Ice creams of the future were larger and fluffier.
One other interesting feature of Section 8 are its DCMs, or Dynamic Combat Missions, which operate in tandem with the overarching goals of capturing control points. There are six different types of DCM in total - Bomb, Intelligence, Commando, Convoy, Outpost and VIP, and each costs Feat Points, which you earn from different elements of gameplay, such as healing a team-mate, mending a vehicle or successfully sniping someone.
Once you've earned enough Feat Points, a Dynamic Combat Mission will be triggered. For example, in the Bomb mission, a bomb will appear on the map, and one team has to go off and collect it and deliver it to an enemy base. If they succeed, it will destroy all the gun emplacements and things like that in the base. But if you're on the opposing team, you get a rival DCM mission telling you to stop the delivery of the bomb. Likewise, for a VIP DCM, a VIP will burn into the field, and you'll be tasked with escorting him to safety, while the rival team will have to try and kill him.
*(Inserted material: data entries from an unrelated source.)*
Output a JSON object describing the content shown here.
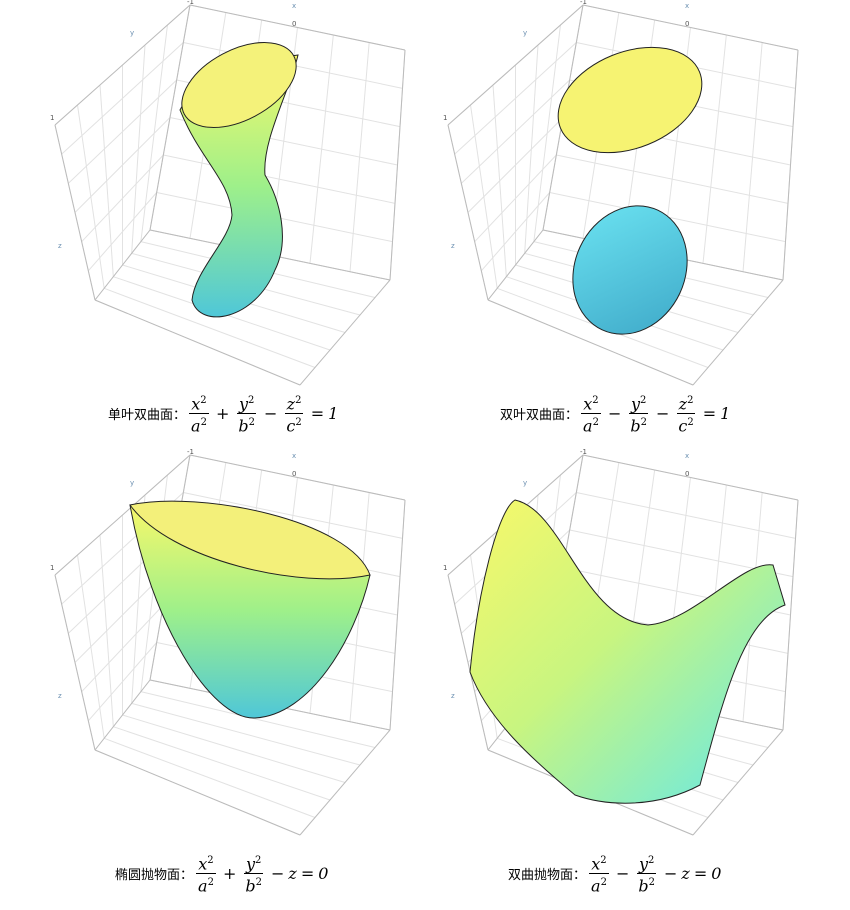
{
  "panels": [
    {
      "name": "单叶双曲面：",
      "axis_labels": {
        "x": "x",
        "y": "y",
        "z": "z"
      },
      "ticks": [
        "-1",
        "0",
        "1"
      ],
      "formula": [
        {
          "num": "x",
          "num_sup": "2",
          "den": "a",
          "den_sup": "2"
        },
        {
          "op": "+"
        },
        {
          "num": "y",
          "num_sup": "2",
          "den": "b",
          "den_sup": "2"
        },
        {
          "op": "−"
        },
        {
          "num": "z",
          "num_sup": "2",
          "den": "c",
          "den_sup": "2"
        },
        {
          "op": "="
        },
        {
          "var": "1"
        }
      ]
    },
    {
      "name": "双叶双曲面：",
      "axis_labels": {
        "x": "x",
        "y": "y",
        "z": "z"
      },
      "ticks": [
        "-1",
        "0",
        "1"
      ],
      "formula": [
        {
          "num": "x",
          "num_sup": "2",
          "den": "a",
          "den_sup": "2"
        },
        {
          "op": "−"
        },
        {
          "num": "y",
          "num_sup": "2",
          "den": "b",
          "den_sup": "2"
        },
        {
          "op": "−"
        },
        {
          "num": "z",
          "num_sup": "2",
          "den": "c",
          "den_sup": "2"
        },
        {
          "op": "="
        },
        {
          "var": "1"
        }
      ]
    },
    {
      "name": "椭圆抛物面：",
      "axis_labels": {
        "x": "x",
        "y": "y",
        "z": "z"
      },
      "ticks": [
        "-1",
        "0",
        "1"
      ],
      "formula": [
        {
          "num": "x",
          "num_sup": "2",
          "den": "a",
          "den_sup": "2"
        },
        {
          "op": "+"
        },
        {
          "num": "y",
          "num_sup": "2",
          "den": "b",
          "den_sup": "2"
        },
        {
          "op": "−"
        },
        {
          "var": "z"
        },
        {
          "op": "="
        },
        {
          "var": "0"
        }
      ]
    },
    {
      "name": "双曲抛物面：",
      "axis_labels": {
        "x": "x",
        "y": "y",
        "z": "z"
      },
      "ticks": [
        "-1",
        "0",
        "1"
      ],
      "formula": [
        {
          "num": "x",
          "num_sup": "2",
          "den": "a",
          "den_sup": "2"
        },
        {
          "op": "−"
        },
        {
          "num": "y",
          "num_sup": "2",
          "den": "b",
          "den_sup": "2"
        },
        {
          "op": "−"
        },
        {
          "var": "z"
        },
        {
          "op": "="
        },
        {
          "var": "0"
        }
      ]
    }
  ]
}
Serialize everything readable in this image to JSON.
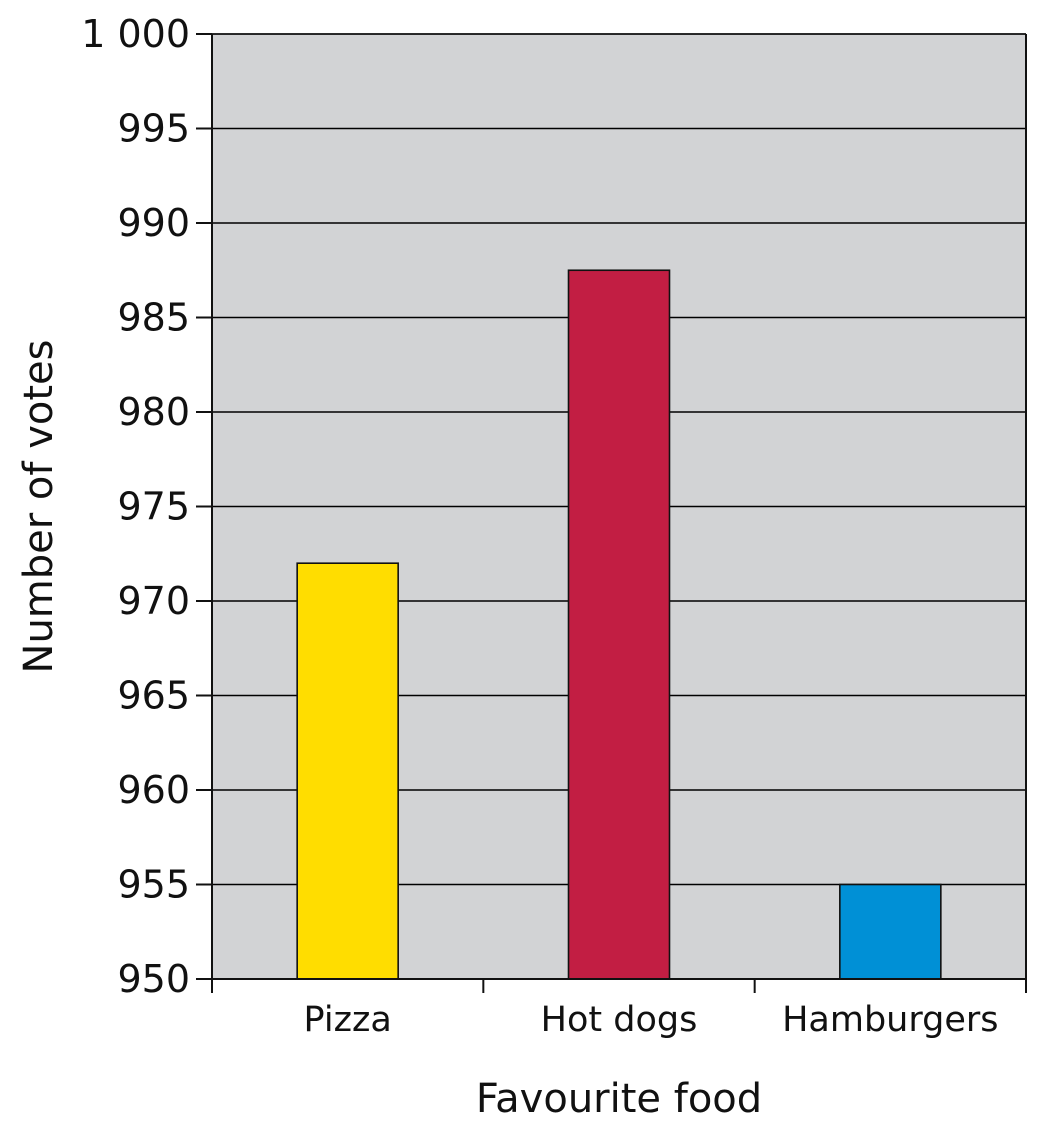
{
  "chart_data": {
    "type": "bar",
    "categories": [
      "Pizza",
      "Hot dogs",
      "Hamburgers"
    ],
    "values": [
      972,
      987.5,
      955
    ],
    "bar_colors": [
      "#FFDD00",
      "#C21E43",
      "#0090D6"
    ],
    "ylim": [
      950,
      1000
    ],
    "yticks": [
      950,
      955,
      960,
      965,
      970,
      975,
      980,
      985,
      990,
      995,
      1000
    ],
    "ytick_labels": [
      "950",
      "955",
      "960",
      "965",
      "970",
      "975",
      "980",
      "985",
      "990",
      "995",
      "1 000"
    ],
    "xlabel": "Favourite food",
    "ylabel": "Number of votes",
    "grid": true,
    "plot_background": "#D2D3D5",
    "gridline_color": "#000000"
  }
}
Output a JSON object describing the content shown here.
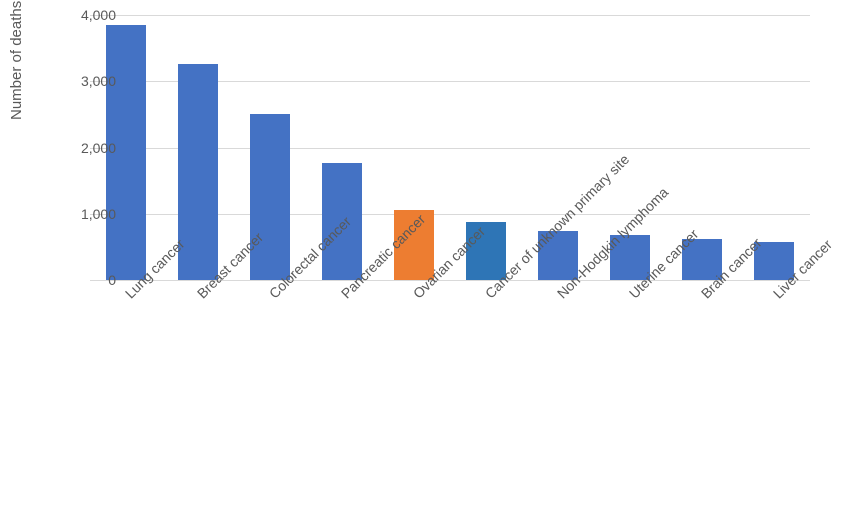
{
  "chart": {
    "type": "bar",
    "ylabel": "Number of deaths",
    "label_fontsize": 15,
    "tick_fontsize": 14,
    "ylim": [
      0,
      4000
    ],
    "ytick_step": 1000,
    "yticks": [
      0,
      1000,
      2000,
      3000,
      4000
    ],
    "ytick_labels": [
      "0",
      "1,000",
      "2,000",
      "3,000",
      "4,000"
    ],
    "categories": [
      "Lung cancer",
      "Breast cancer",
      "Colorectal cancer",
      "Pancreatic cancer",
      "Ovarian cancer",
      "Cancer of unknown primary site",
      "Non-Hodgkin lymphoma",
      "Uterine cancer",
      "Brain cancer",
      "Liver cancer"
    ],
    "values": [
      3850,
      3260,
      2500,
      1770,
      1060,
      870,
      740,
      680,
      620,
      580
    ],
    "bar_colors": [
      "#4472c4",
      "#4472c4",
      "#4472c4",
      "#4472c4",
      "#ed7d31",
      "#2e75b6",
      "#4472c4",
      "#4472c4",
      "#4472c4",
      "#4472c4"
    ],
    "background_color": "#ffffff",
    "grid_color": "#d9d9d9",
    "text_color": "#595959",
    "bar_width": 0.55,
    "x_label_rotation": -45
  }
}
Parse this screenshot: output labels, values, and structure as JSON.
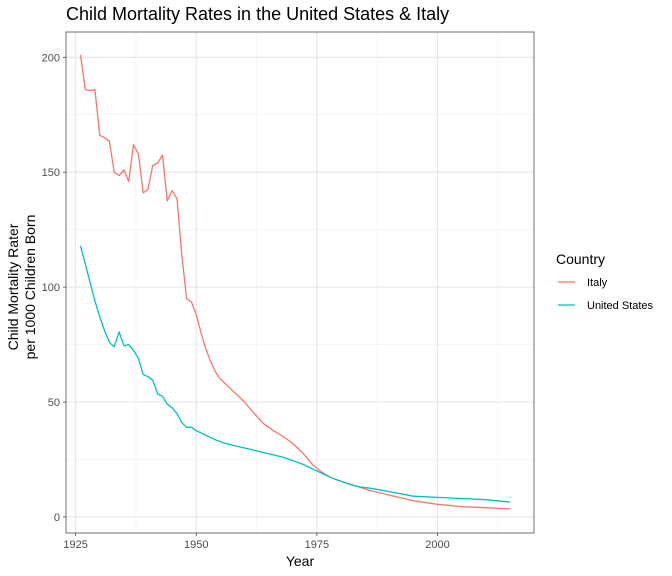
{
  "chart_data": {
    "type": "line",
    "title": "Child Mortality Rates in the United States & Italy",
    "xlabel": "Year",
    "ylabel_lines": [
      "Child Mortality Rater",
      "per 1000 Children Born"
    ],
    "xlim": [
      1923,
      2020
    ],
    "ylim": [
      -7,
      211
    ],
    "x_ticks": [
      1925,
      1950,
      1975,
      2000
    ],
    "y_ticks": [
      0,
      50,
      100,
      150,
      200
    ],
    "x_minor": [
      1937.5,
      1962.5,
      1987.5,
      2012.5
    ],
    "y_minor": [
      25,
      75,
      125,
      175
    ],
    "grid": true,
    "legend": {
      "title": "Country",
      "position": "right"
    },
    "series": [
      {
        "name": "Italy",
        "color": "#F8766D",
        "x": [
          1926,
          1927,
          1928,
          1929,
          1930,
          1931,
          1932,
          1933,
          1934,
          1935,
          1936,
          1937,
          1938,
          1939,
          1940,
          1941,
          1942,
          1943,
          1944,
          1945,
          1946,
          1947,
          1948,
          1949,
          1950,
          1951,
          1952,
          1953,
          1954,
          1955,
          1956,
          1957,
          1958,
          1959,
          1960,
          1962,
          1964,
          1966,
          1968,
          1970,
          1972,
          1974,
          1976,
          1978,
          1980,
          1983,
          1986,
          1990,
          1995,
          2000,
          2005,
          2010,
          2015
        ],
        "values": [
          201,
          186,
          185.5,
          186,
          166,
          165,
          163.5,
          150,
          148.5,
          151,
          146,
          162,
          158,
          141,
          142.5,
          153,
          154,
          157.5,
          137.5,
          142,
          138.5,
          114,
          95,
          93.5,
          88,
          80,
          73,
          67.5,
          63,
          60,
          58,
          56,
          54,
          52,
          50,
          45,
          40.5,
          37.5,
          35,
          32,
          28,
          23,
          19.5,
          17,
          15.5,
          13.5,
          11.5,
          9.5,
          7,
          5.5,
          4.5,
          4,
          3.5
        ]
      },
      {
        "name": "United States",
        "color": "#00BFC4",
        "x": [
          1926,
          1927,
          1928,
          1929,
          1930,
          1931,
          1932,
          1933,
          1934,
          1935,
          1936,
          1937,
          1938,
          1939,
          1940,
          1941,
          1942,
          1943,
          1944,
          1945,
          1946,
          1947,
          1948,
          1949,
          1950,
          1952,
          1954,
          1956,
          1958,
          1960,
          1962,
          1964,
          1966,
          1968,
          1970,
          1972,
          1974,
          1976,
          1978,
          1980,
          1982,
          1984,
          1986,
          1990,
          1995,
          2000,
          2005,
          2010,
          2015
        ],
        "values": [
          118,
          110,
          102,
          94,
          87,
          81,
          76,
          74,
          80.5,
          74.5,
          75,
          72.5,
          69,
          62,
          61,
          59.5,
          53.5,
          52.5,
          49,
          47.5,
          45,
          41,
          39,
          39,
          37.5,
          35.5,
          33.5,
          32,
          31,
          30,
          29,
          28,
          27,
          26,
          24.5,
          23,
          21,
          19,
          17,
          15.5,
          14,
          13,
          12.5,
          11,
          9,
          8.5,
          8,
          7.5,
          6.5
        ]
      }
    ]
  }
}
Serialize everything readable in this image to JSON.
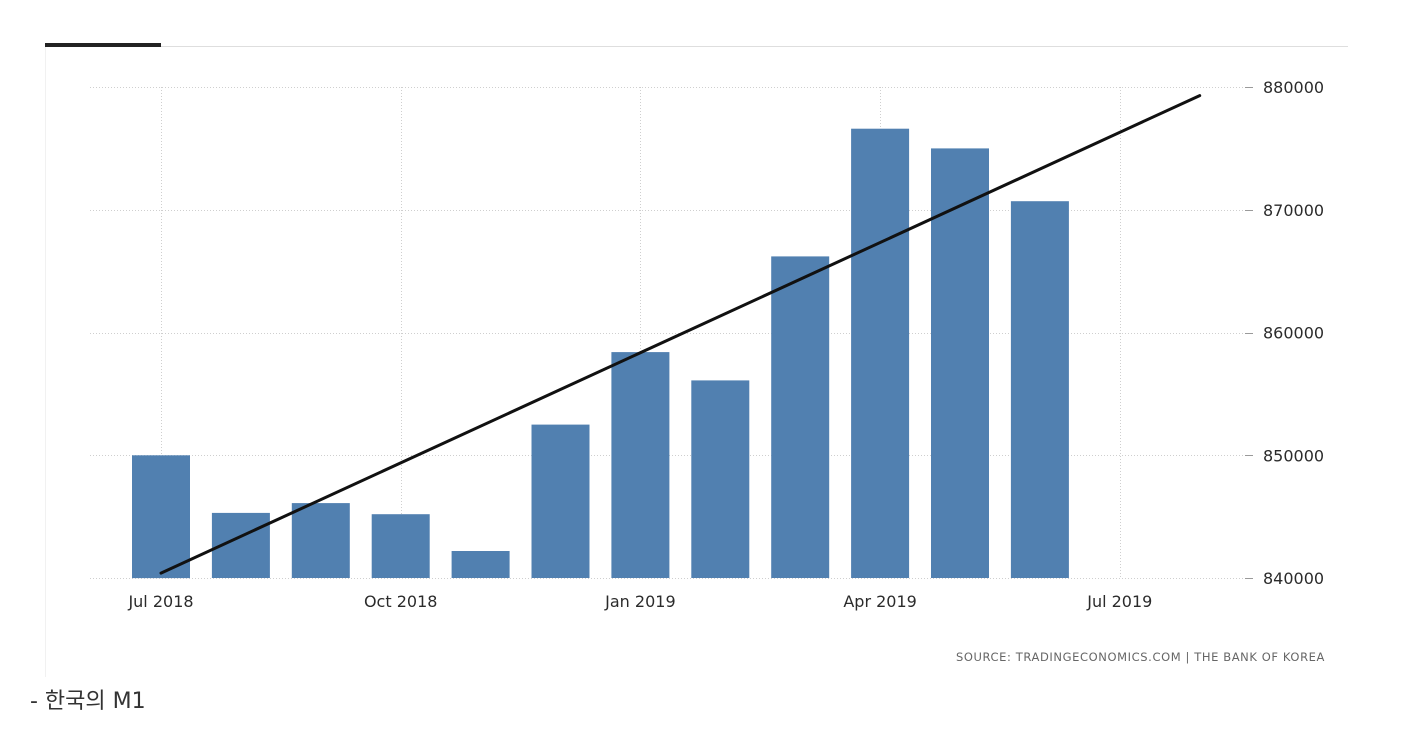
{
  "chart_data": {
    "type": "bar",
    "x": [
      "2018-07",
      "2018-08",
      "2018-09",
      "2018-10",
      "2018-11",
      "2018-12",
      "2019-01",
      "2019-02",
      "2019-03",
      "2019-04",
      "2019-05",
      "2019-06"
    ],
    "values": [
      850000,
      845300,
      846100,
      845200,
      842200,
      852500,
      858400,
      856100,
      866200,
      876600,
      875000,
      870700
    ],
    "trend": {
      "from": {
        "x": "2018-07",
        "y": 840400
      },
      "to": {
        "x": "2019-08",
        "y": 879300
      }
    },
    "x_ticks": [
      {
        "x": "2018-07",
        "label": "Jul 2018"
      },
      {
        "x": "2018-10",
        "label": "Oct 2018"
      },
      {
        "x": "2019-01",
        "label": "Jan 2019"
      },
      {
        "x": "2019-04",
        "label": "Apr 2019"
      },
      {
        "x": "2019-07",
        "label": "Jul 2019"
      }
    ],
    "y_ticks": [
      {
        "value": 840000,
        "label": "840000"
      },
      {
        "value": 850000,
        "label": "850000"
      },
      {
        "value": 860000,
        "label": "860000"
      },
      {
        "value": 870000,
        "label": "870000"
      },
      {
        "value": 880000,
        "label": "880000"
      }
    ],
    "ylim": [
      840000,
      880000
    ],
    "y_axis_side": "right",
    "grid": true,
    "bar_color": "#5180b0",
    "trend_color": "#111111",
    "title": "",
    "xlabel": "",
    "ylabel": ""
  },
  "source": "SOURCE: TRADINGECONOMICS.COM  |  THE BANK OF KOREA",
  "caption": "- 한국의 M1"
}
While it probably sounds risky for members of your team to go off and complete/defend a DCM, the successful completion of one of them adds 100 points to your team's overall tally. With perhaps 1000 points to win a round, it acts as a shortcut to victory - assuming you don't just all charge off and leave your control points undefended.
The plan is to ship with 18 maps in total, each designed to accommodate different-sized matches. 64-player support is mooted on PC for those playing on a dedicated server, while the Xbox 360 will support up to 32 players under the same conditions. Without a dedicated server, the figures are likely to drop to 32 and 16 respectively.
With only a couple of hours' play under our belts, most players were simply getting to grips with the basic mechanics, and there was little opportunity to really operate as a team, nor figure out the subtleties of meddling with the Passive Modules, and the like. What we can say, though, is that Section 8 has a stack of interesting ideas which go a long way to addressing a lot of the perennial niggles many of us have with multiplayer shooters. It's solid, intuitive and the sort of game that you can have a lot of fun with even when you haven't spent hours memorising the layout of a map. Technically it feels robust and polished, but perhaps lacks a degree of artistic spark. Overall, though, it feels like the sort of game where that shouldn't matter a great deal. It's not so much doing different things, as doing the same things differently, and sometimes that's enough.
Section 8 is coming to the PC and Xbox 360 later in 2009. The beta program is currently underway in the United States and Canada, and is due to launch in Europe on 10th August.